If you would have asked me five years ago if anxiety or fear were a normal part of my everyday life, I would have laughed--unless you count a fear of running out of Oreos. That's no laughing matter. By and large, I have always been a "glass is half full" kind of gal. An optimist at my core. Yet, things have shifted in the last little while, and I've grown weary of it.
Somewhere along the line I have let worry worm it's way into my brain. As I've thought about it I have realized that it has to do with control, or the lack thereof. For a very long time as a mom of young kids, things were by and large in my control. Sure it was tiring, and draining and there were tantrums and dirty diapers and all that jazz. I've said it before--those things made sense to me. With a little mom magic I could adjust the course of a tantrum, teach them to tie their shoes or ride a bike and tuck them in at the end of the day all safe and sound. However as my children have grown, more and more is out of control and I am recognizing that this is where the fear and anxiety starts to form.

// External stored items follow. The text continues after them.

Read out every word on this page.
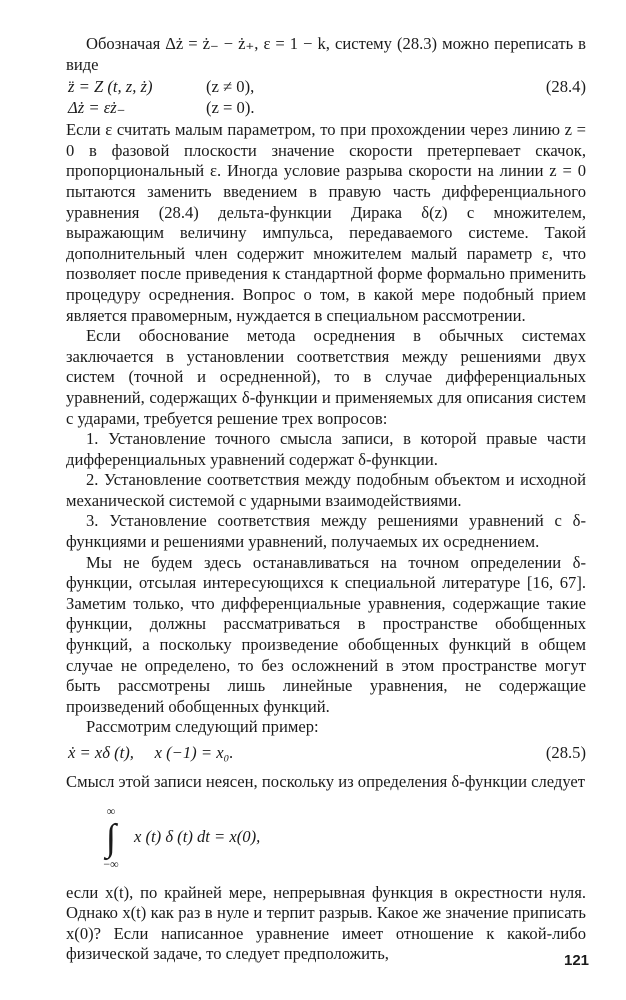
Обозначая Δż = ż₋ − ż₊, ε = 1 − k, систему (28.3) можно переписать в виде

z̈ = Z (t, z, ż)	(z ≠ 0),	(28.4)
Δż = εż₋	(z = 0).

Если ε считать малым параметром, то при прохождении через линию z = 0 в фазовой плоскости значение скорости претерпевает скачок, пропорциональный ε. Иногда условие разрыва скорости на линии z = 0 пытаются заменить введением в правую часть дифференциального уравнения (28.4) дельта-функции Дирака δ(z) с множителем, выражающим величину импульса, передаваемого системе. Такой дополнительный член содержит множителем малый параметр ε, что позволяет после приведения к стандартной форме формально применить процедуру осреднения. Вопрос о том, в какой мере подобный прием является правомерным, нуждается в специальном рассмотрении.

Если обоснование метода осреднения в обычных системах заключается в установлении соответствия между решениями двух систем (точной и осредненной), то в случае дифференциальных уравнений, содержащих δ-функции и применяемых для описания систем с ударами, требуется решение трех вопросов:

1. Установление точного смысла записи, в которой правые части дифференциальных уравнений содержат δ-функции.

2. Установление соответствия между подобным объектом и исходной механической системой с ударными взаимодействиями.

3. Установление соответствия между решениями уравнений с δ-функциями и решениями уравнений, получаемых их осреднением.

Мы не будем здесь останавливаться на точном определении δ-функции, отсылая интересующихся к специальной литературе [16, 67]. Заметим только, что дифференциальные уравнения, содержащие такие функции, должны рассматриваться в пространстве обобщенных функций, а поскольку произведение обобщенных функций в общем случае не определено, то без осложнений в этом пространстве могут быть рассмотрены лишь линейные уравнения, не содержащие произведений обобщенных функций.

Рассмотрим следующий пример:

ẋ = xδ (t),     x (−1) = x₀.	(28.5)

Смысл этой записи неясен, поскольку из определения δ-функции следует

∞
∫
−∞
x (t) δ (t) dt = x(0),

если x(t), по крайней мере, непрерывная функция в окрестности нуля. Однако x(t) как раз в нуле и терпит разрыв. Какое же значение приписать x(0)? Если написанное уравнение имеет отношение к какой-либо физической задаче, то следует предположить,	121
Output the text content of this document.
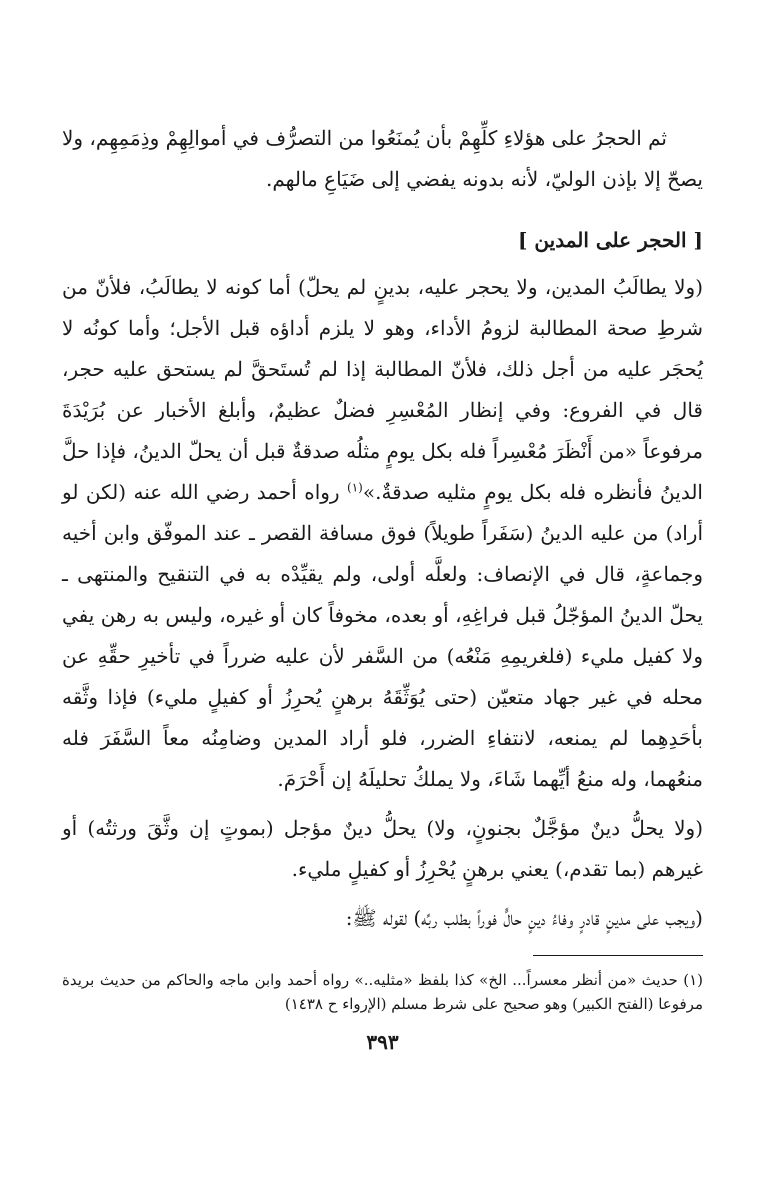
ثم الحجرُ على هؤلاءِ كلِّهِمْ بأن يُمنَعُوا من التصرُّف في أموالِهِمْ وذِمَمِهِم، ولا يصحّ إلا بإذن الوليّ، لأنه بدونه يفضي إلى ضَيَاعِ مالهم.

[ الحجر على المدين ]

(ولا يطالَبُ المدين، ولا يحجر عليه، بدينٍ لم يحلّ) أما كونه لا يطالَبُ، فلأنّ من شرطِ صحة المطالبة لزومُ الأداء، وهو لا يلزم أداؤه قبل الأجل؛ وأما كونُه لا يُحجَر عليه من أجل ذلك، فلأنّ المطالبة إذا لم تُستَحقَّ لم يستحق عليه حجر، قال في الفروع: وفي إنظار المُعْسِرِ فضلٌ عظيمٌ، وأبلغ الأخبار عن بُرَيْدَةَ مرفوعاً «من أَنْظَرَ مُعْسِراً فله بكل يومٍ مثلُه صدقةٌ قبل أن يحلّ الدينُ، فإذا حلَّ الدينُ فأنظره فله بكل يومٍ مثليه صدقةٌ.»$^{(١)}$ رواه أحمد رضي الله عنه (لكن لو أراد) من عليه الدينُ (سَفَراً طويلاً) فوق مسافة القصر ـ عند الموفّق وابن أخيه وجماعةٍ، قال في الإنصاف: ولعلَّه أولى، ولم يقيِّدْه به في التنقيح والمنتهى ـ يحلّ الدينُ المؤجّلُ قبل فراغِهِ، أو بعده، مخوفاً كان أو غيره، وليس به رهن يفي ولا كفيل مليء (فلغريمِهِ مَنْعُه) من السَّفر لأن عليه ضرراً في تأخيرِ حقِّهِ عن محله في غير جهاد متعيّن (حتى يُوَثِّقَهُ برهنٍ يُحرِزُ أو كفيلٍ مليء) فإذا وثَّقه بأحَدِهِما لم يمنعه، لانتفاءِ الضرر، فلو أراد المدين وضامِنُه معاً السَّفَرَ فله منعُهما، وله منعُ أيِّهما شَاءَ، ولا يملكُ تحليلَهُ إن أَحْرَمَ.

(ولا يحلُّ دينٌ مؤجَّلٌ بجنونٍ، ولا) يحلُّ دينٌ مؤجل (بموتٍ إن وثَّقَ ورثتُه) أو غيرهم (بما تقدم،) يعني برهنٍ يُحْرِزُ أو كفيلٍ مليء.

(ويجب على مدينٍ قادرٍ وفاءُ دينٍ حالٍّ فوراً بطلب ربِّه) لقوله ﷺ:

(١) حديث «من أنظر معسراً... الخ» كذا بلفظ «مثليه..» رواه أحمد وابن ماجه والحاكم من حديث بريدة مرفوعا (الفتح الكبير) وهو صحيح على شرط مسلم (الإرواء ح ١٤٣٨)

٣٩٣
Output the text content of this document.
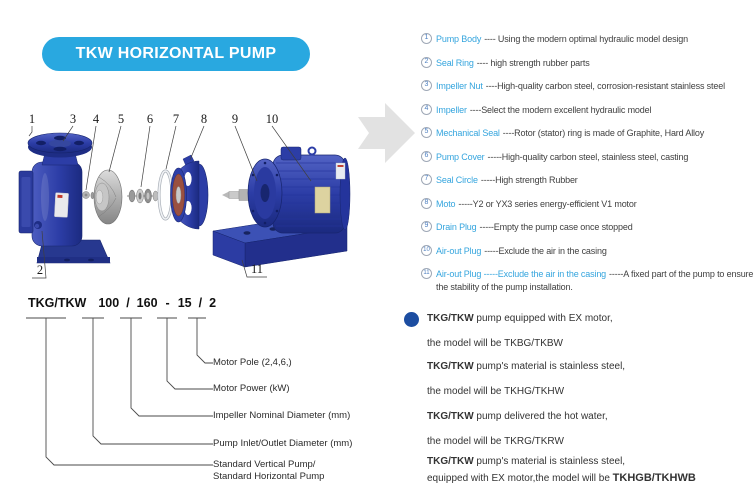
TKW HORIZONTAL PUMP
1	3 4 5 6 7 8 9 10
2	11
1 Pump Body ---- Using the modern optimal hydraulic model design
2 Seal Ring ---- high strength rubber parts
3 Impeller Nut ----High-quality carbon steel, corrosion-resistant stainless steel
4 Impeller ----Select the modern excellent hydraulic model
5 Mechanical Seal ----Rotor (stator) ring is made of Graphite, Hard Alloy
6 Pump Cover -----High-quality carbon steel, stainless steel, casting
7 Seal Circle -----High strength Rubber
8 Moto -----Y2 or YX3 series energy-efficient V1 motor
9 Drain Plug -----Empty the pump case once stopped
10 Air-out Plug -----Exclude the air in the casing
11 Air-out Plug -----Exclude the air in the casing -----A fixed part of the pump to ensure the stability of the pump installation.
TKG/TKW 100 / 160 - 15 / 2
Motor Pole (2,4,6,)
Motor Power (kW)
Impeller Nominal Diameter (mm)
Pump Inlet/Outlet Diameter (mm)
Standard Vertical Pump/
Standard Horizontal Pump
TKG/TKW pump equipped with EX motor,
the model will be TKBG/TKBW
TKG/TKW pump's material is stainless steel,
the model will be TKHG/TKHW
TKG/TKW pump delivered the hot water,
the model will be TKRG/TKRW
TKG/TKW pump's material is stainless steel,
equipped with EX motor,the model will be TKHGB/TKHWB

Recognizing where it comes from is one thing, but letting it go, is an entirely different story! Not only that but I have been finding that these worries can paralyze me into doing nothing, because I'm not exactly sure where I should be heading.

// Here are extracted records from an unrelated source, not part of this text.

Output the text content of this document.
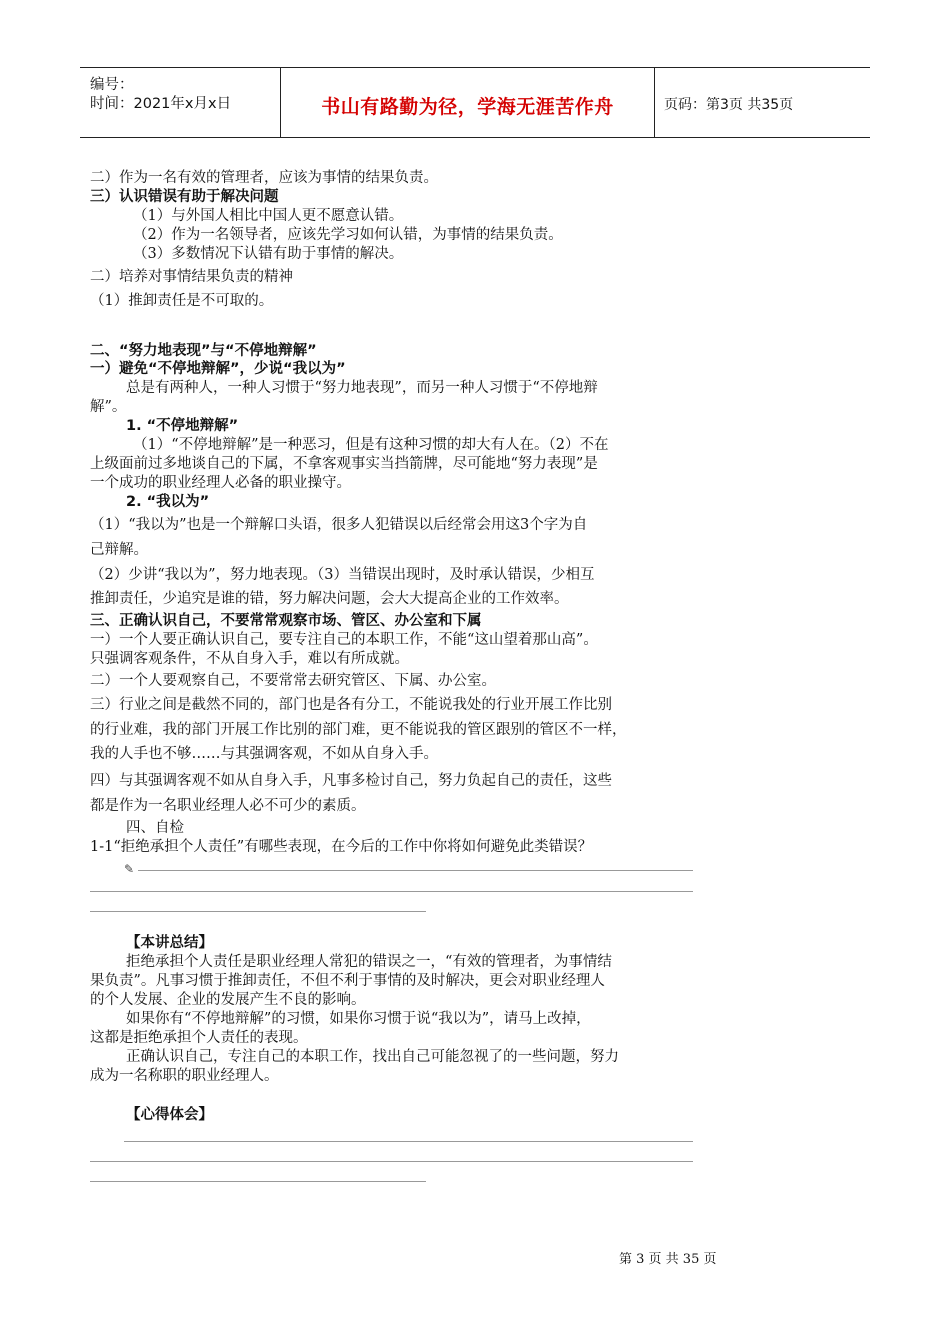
编号：
时间：2021年x月x日	书山有路勤为径，学海无涯苦作舟	页码：第3页 共35页
二）作为一名有效的管理者，应该为事情的结果负责。
三）认识错误有助于解决问题
（1）与外国人相比中国人更不愿意认错。
（2）作为一名领导者，应该先学习如何认错，为事情的结果负责。
（3）多数情况下认错有助于事情的解决。
二）培养对事情结果负责的精神
（1）推卸责任是不可取的。
二、“努力地表现”与“不停地辩解”
一）避免“不停地辩解”，少说“我以为”
总是有两种人，一种人习惯于“努力地表现”，而另一种人习惯于“不停地辩
解”。
1. “不停地辩解”
（1）“不停地辩解”是一种恶习，但是有这种习惯的却大有人在。（2）不在
上级面前过多地谈自己的下属，不拿客观事实当挡箭牌，尽可能地“努力表现”是
一个成功的职业经理人必备的职业操守。
2. “我以为”
（1）“我以为”也是一个辩解口头语，很多人犯错误以后经常会用这3个字为自
己辩解。
（2）少讲“我以为”，努力地表现。（3）当错误出现时，及时承认错误，少相互
推卸责任，少追究是谁的错，努力解决问题，会大大提高企业的工作效率。
三、正确认识自己，不要常常观察市场、管区、办公室和下属
一）一个人要正确认识自己，要专注自己的本职工作，不能“这山望着那山高”。
只强调客观条件，不从自身入手，难以有所成就。
二）一个人要观察自己，不要常常去研究管区、下属、办公室。
三）行业之间是截然不同的，部门也是各有分工，不能说我处的行业开展工作比别
的行业难，我的部门开展工作比别的部门难，更不能说我的管区跟别的管区不一样，
我的人手也不够……与其强调客观，不如从自身入手。
四）与其强调客观不如从自身入手，凡事多检讨自己，努力负起自己的责任，这些
都是作为一名职业经理人必不可少的素质。
四、自检
1-1“拒绝承担个人责任”有哪些表现，在今后的工作中你将如何避免此类错误？
✎
【本讲总结】
拒绝承担个人责任是职业经理人常犯的错误之一，“有效的管理者，为事情结
果负责”。凡事习惯于推卸责任，不但不利于事情的及时解决，更会对职业经理人
的个人发展、企业的发展产生不良的影响。
如果你有“不停地辩解”的习惯，如果你习惯于说“我以为”，请马上改掉，
这都是拒绝承担个人责任的表现。
正确认识自己，专注自己的本职工作，找出自己可能忽视了的一些问题，努力
成为一名称职的职业经理人。
【心得体会】
第 3 页 共 35 页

And then today--an epiphany.
It came in the form of a quote by David A. Bednar:
“I invite you to embrace what the Lord has blessed you with and to act in faith. Do not take counsel from your fears."

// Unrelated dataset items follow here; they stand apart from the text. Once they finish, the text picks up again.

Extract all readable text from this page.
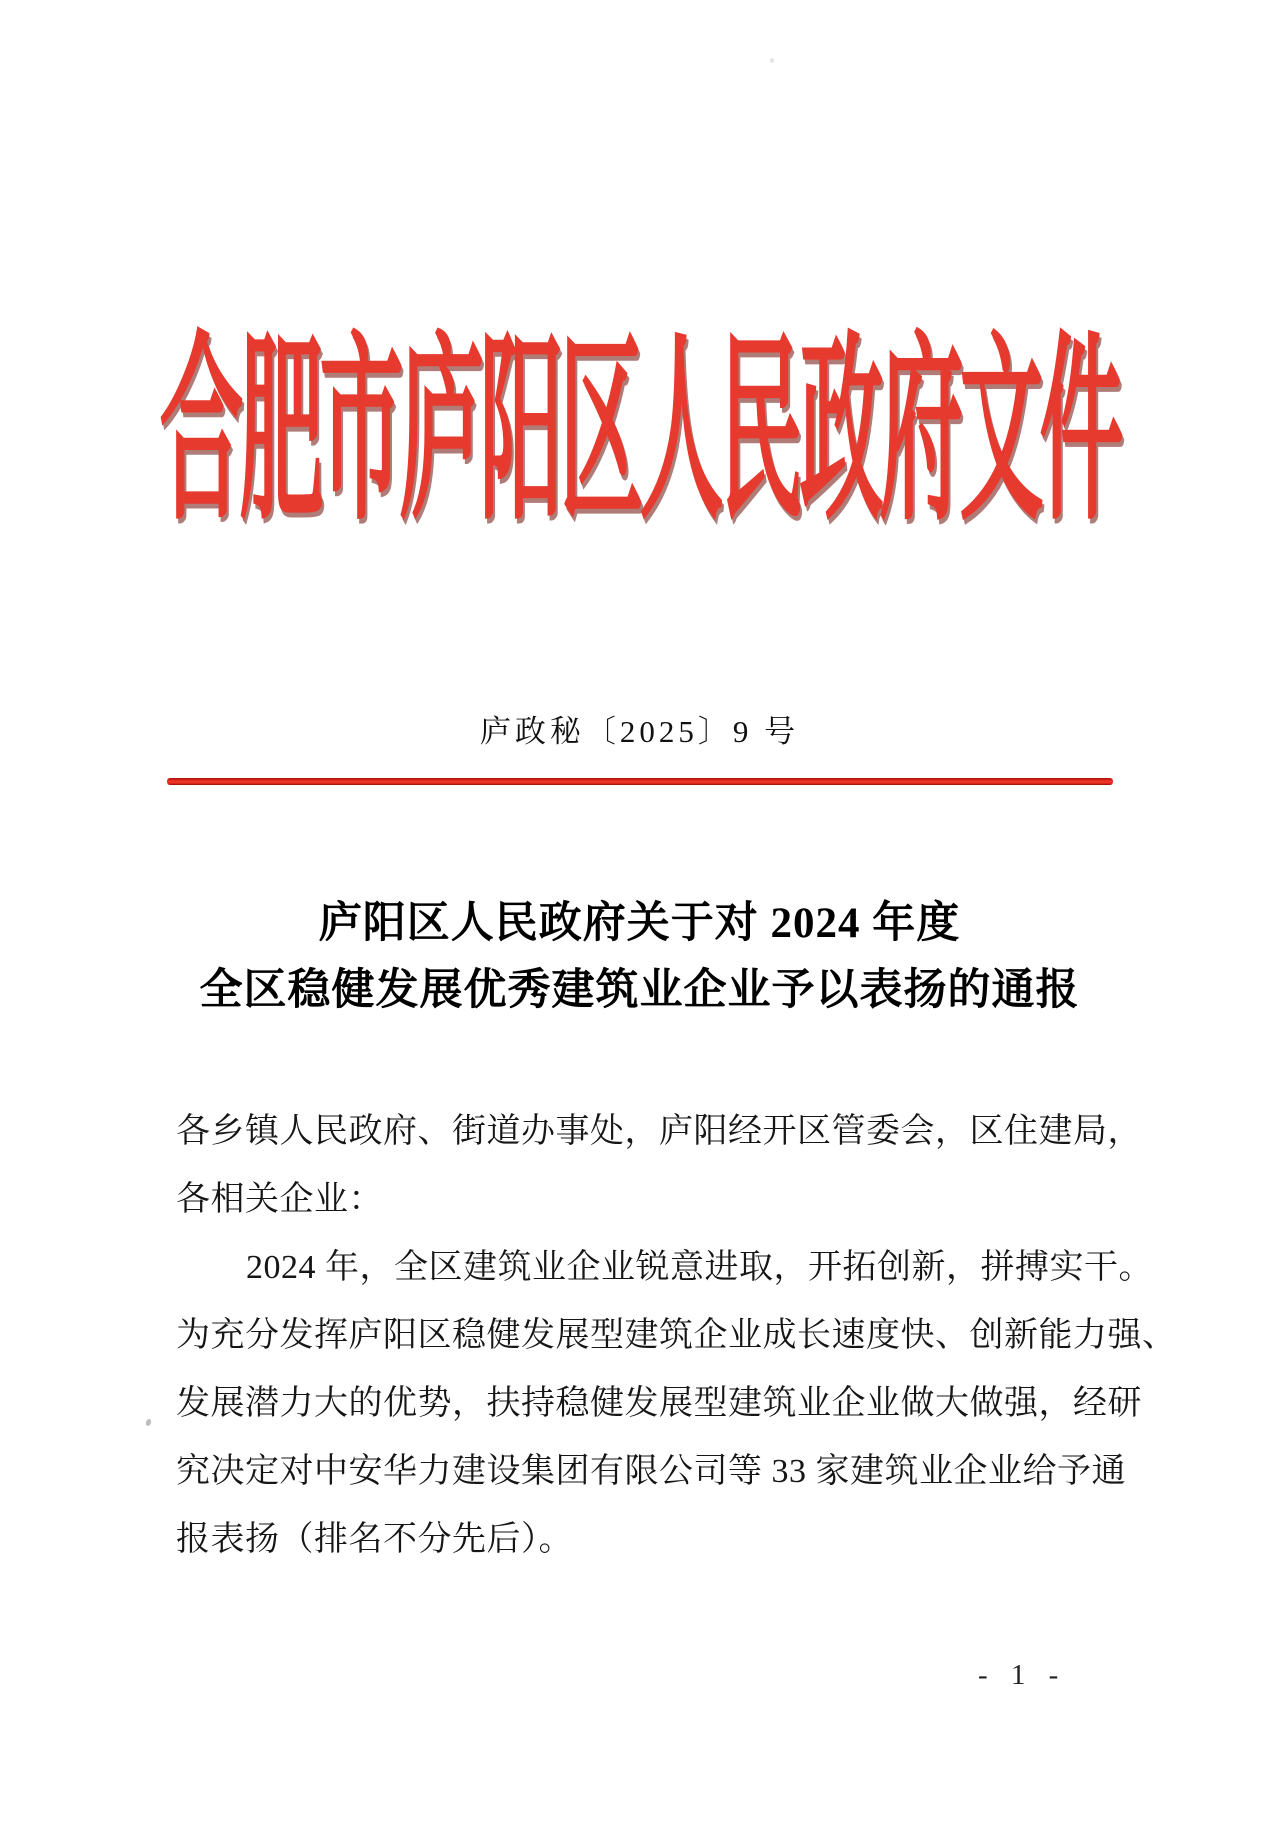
合肥市庐阳区人民政府文件
庐政秘〔2025〕9 号
庐阳区人民政府关于对 2024 年度
全区稳健发展优秀建筑业企业予以表扬的通报
各乡镇人民政府、街道办事处，庐阳经开区管委会，区住建局，
各相关企业：
2024 年，全区建筑业企业锐意进取，开拓创新，拼搏实干。
为充分发挥庐阳区稳健发展型建筑企业成长速度快、创新能力强、
发展潜力大的优势，扶持稳健发展型建筑业企业做大做强，经研
究决定对中安华力建设集团有限公司等 33 家建筑业企业给予通
报表扬（排名不分先后）。
- 1 -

I realized that I have been "taking counsel from my fears." What if I just...stopped that? What if I started trusting by acting? What if instead of questioning the ideas that pop into my head, I just...went with them? Realistically speaking, I can't think of any decision I have made that has turned out to be disastrous. (Except that time I decided to give myself highlights. I'm not making THAT mistake again...) Did some of my decisions not work out? Sure. But nothing bad came out of them--at worst they were simply ineffective. (I'm thinking of practically every allowance system we've had here.) Frankly, my track record is not half bad. Certainly there are more successes than failures.
It's the adversary that weasels his way into our psyche to make us think we are doing it wrong. Doubts, fears, stress and anxiety don't come from God. They don't. And if I believe that God loves me and has His hand in my life, then I can let this stress go. I can.
Will it be easy? Probably not. Usually when we stretch and grow, it isn't a piece of cake. But it IS doable. So I'm doing it. I'm tired of the doubt and the fear and the worry. I'm letting it go! Who wants to join me?